THE long journey to the World Cup 2022 in Doha, Qatar started June 6, 2019 among Asian Football Confederation national teams. Ten teams kicked off their qualification campaign on June 6, 2019 for the first round of qualification, while another two teams duke it out on June 7.
If you’re wondering why the Philippines isn’t playing any qualifying match yet, that’s because the Azkals automatically made it to the second round due to its AFC ranking.
According to the qualifying structure, the 12 teams ranked 35 to 46 in the AFC need to go through the first round. The six winners of the two-leg first round will then advance to the second round of qualification, where they will be drawn against teams ranked one to 34.
For the second round, there will be 40 teams in all that will be divided into eight groups of five teams that will play home-and-away round-robin matches.

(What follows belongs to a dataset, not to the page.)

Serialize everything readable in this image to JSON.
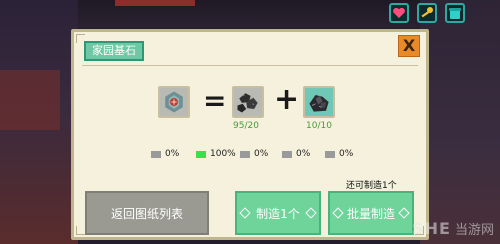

That means the Philippines will have to wait until July 17 to find out who their opponents will be.
But that’s no reason to be idle, so the Azkals are facing China in a Fifa international friendly match at Guangzhou Tianhe Stadium in Guangzhou Friday, June 7. A practice match with a local club will then follow this Sunday, June 9, in Guangdong Province.
Many in the Azkals “Team A” lineup that will play against China June 7 also saw action when the two teams last met at the Asian Cup last January, when the latter emerged winners 3-0.
They are Stephan Schrock, Alvaro Silva, Luke Woodland, Daisuke Sato, Stephan Palla, Kevin Ingreso, Patrick Reichelt, Javier Patiño, Mike Ott, Jovan Bedic, Curt Dizon, Amani Aguinaldo and Michael Falkesgaard. Two players also have rejoined the team: goalkeeper Patrick Deyto and defender Marco Casambre. Joining them are two new names: goalkeeper Bernd Schipmann and midfielder Christian Rontini. Schipmann plays for German club Rot Weiss Ahlen, while Rontini plys his trade for Italian side ASD Sangiovannesse 1927.
The Younghusband brothers, defender Carli de Murga, midfielder Manny Ott, and forward Iaian Ramsay, among other players, are missing from the lineup. On the other hand, according to the Philippine Football Federation website, several foreign-based players were invited for the training camp that started days ago. From what I’ve heard some of these young guns added crucial pace to an otherwise speed-challenged team.
It would be interesting to see how the friendly against China would turn out, considering that despite the 3-0 loss the last time, the Philippines didn’t fair poorly at all against a far stronger opponent.
Although they significantly had more attempts in that match, China only slightly edged the Azkals in terms of possession: 55 percent to 45 percent.
These numbers suggest that the Azkals can actually hold its own against the giants of Asia.
Now, if only they can just pull the trigger and actually hit the mark when they need to.
And from what I’ve heard, the Azkals’ performance in these areas during training camp looked rather promising.